Murad Ali Shah, who was currently provincial Finance Minister and is the son of former Chief Minister Abdullah Shah (1993-96), secured 88 votes against three in the favour of Pakistan Tehreek-e-Insaf's Khurram Sher Zaman, in the election in the assembly, Dawn online reported.
This is the first time that the son of a former Sindh Chief minister has been elected as the chief of the provincial government in the PPP's traditional bastion.
The Muttahida Quami Movement (MQM), which did not field its candidate, did not participate in the voting process too.
Governor Ishratul Ebad Khan will administer the oath of office to Murad Ali Shah as the 27th Sindh Chief Minister.
The PPP nominated provincial Finance Minister Murad Ali Shah for the post after the resignation of Qaim Ali Shah earlier this week.
A former adviser to the chief minister, Murad Ali Shah was disqualified from the 2013 general election as he held Canadian citizenship at the time. He renounced his Canadian citizenship to contest by-polls in 2014.
The decision to replace Qaim Ali Shah as the chief minister was taken at a PPP meeting in Dubai.
Qaim Ali Shah, 83, was increasingly seen as ineffective, slow and prone to making gaffes publicly. He was much satirised on TV shows as "Shahji" who is sleeping most of the time, even when people are talking to him.

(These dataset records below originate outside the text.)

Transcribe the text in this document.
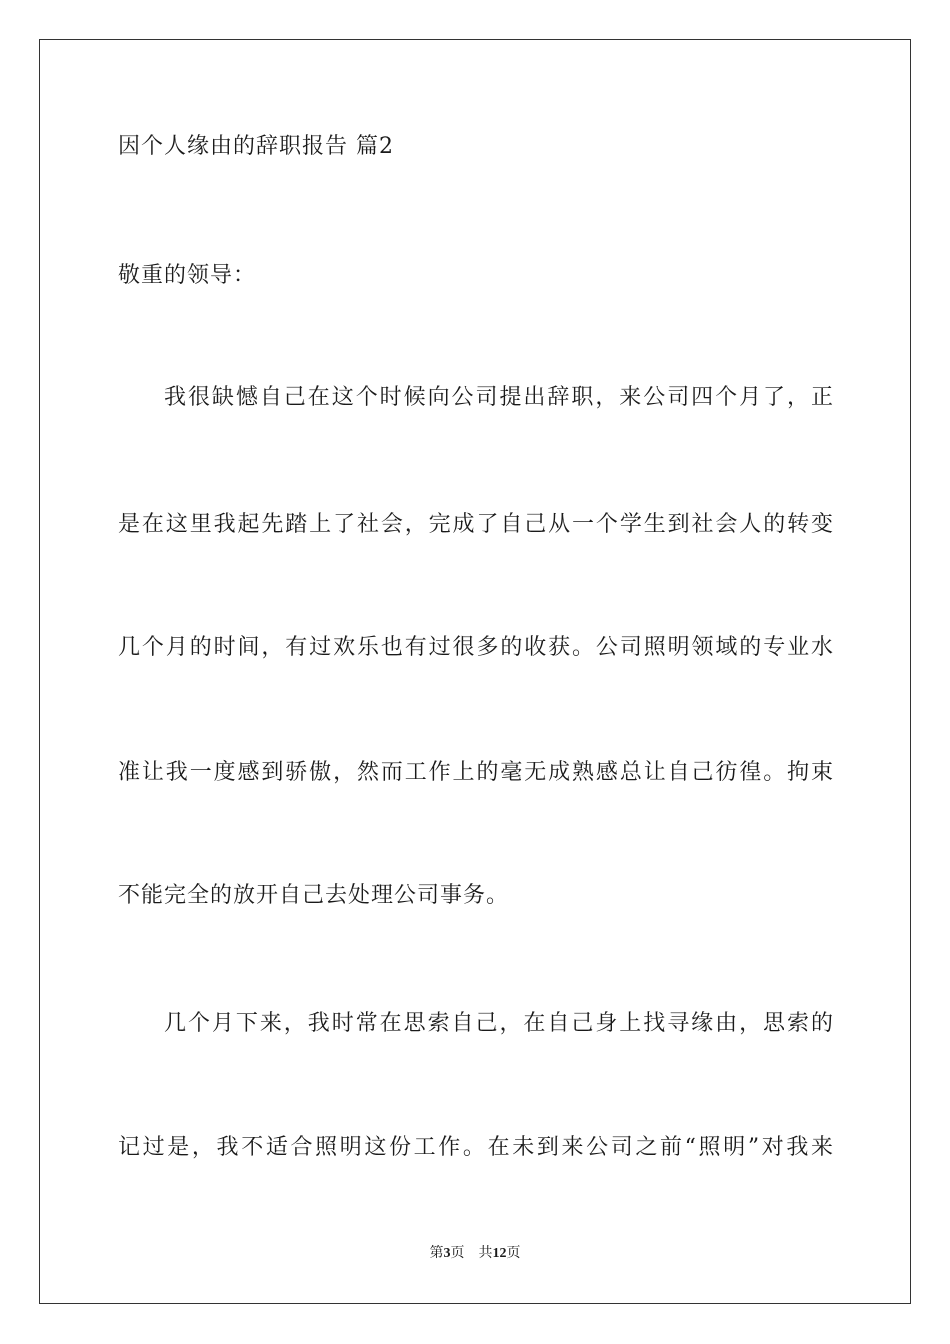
因个人缘由的辞职报告 篇2
敬重的领导：
我很缺憾自己在这个时候向公司提出辞职，来公司四个月了，正
是在这里我起先踏上了社会，完成了自己从一个学生到社会人的转变
几个月的时间，有过欢乐也有过很多的收获。公司照明领域的专业水
准让我一度感到骄傲，然而工作上的毫无成熟感总让自己彷徨。拘束
不能完全的放开自己去处理公司事务。
几个月下来，我时常在思索自己，在自己身上找寻缘由，思索的
记过是，我不适合照明这份工作。在未到来公司之前“照明”对我来
第3页 共12页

The veteran PPP leader had as served a Federal Minister in the Zulfiqar Ali Bhutto government in the 1970s, and first become Sindh Chief Minister in 1988 when the PPP came to power in Islamabad and Sindh under Benazir Bhutto. However, his government was dismissed in 1990 along with that of Benazir Bhutto. He became chief minister for the second time in 2008 when the PPP swept back to power in the general and provincial elections held in the aftermath of Benzir Bhutto's assassination. He had led the party to victory in 2013, and became chief minister again.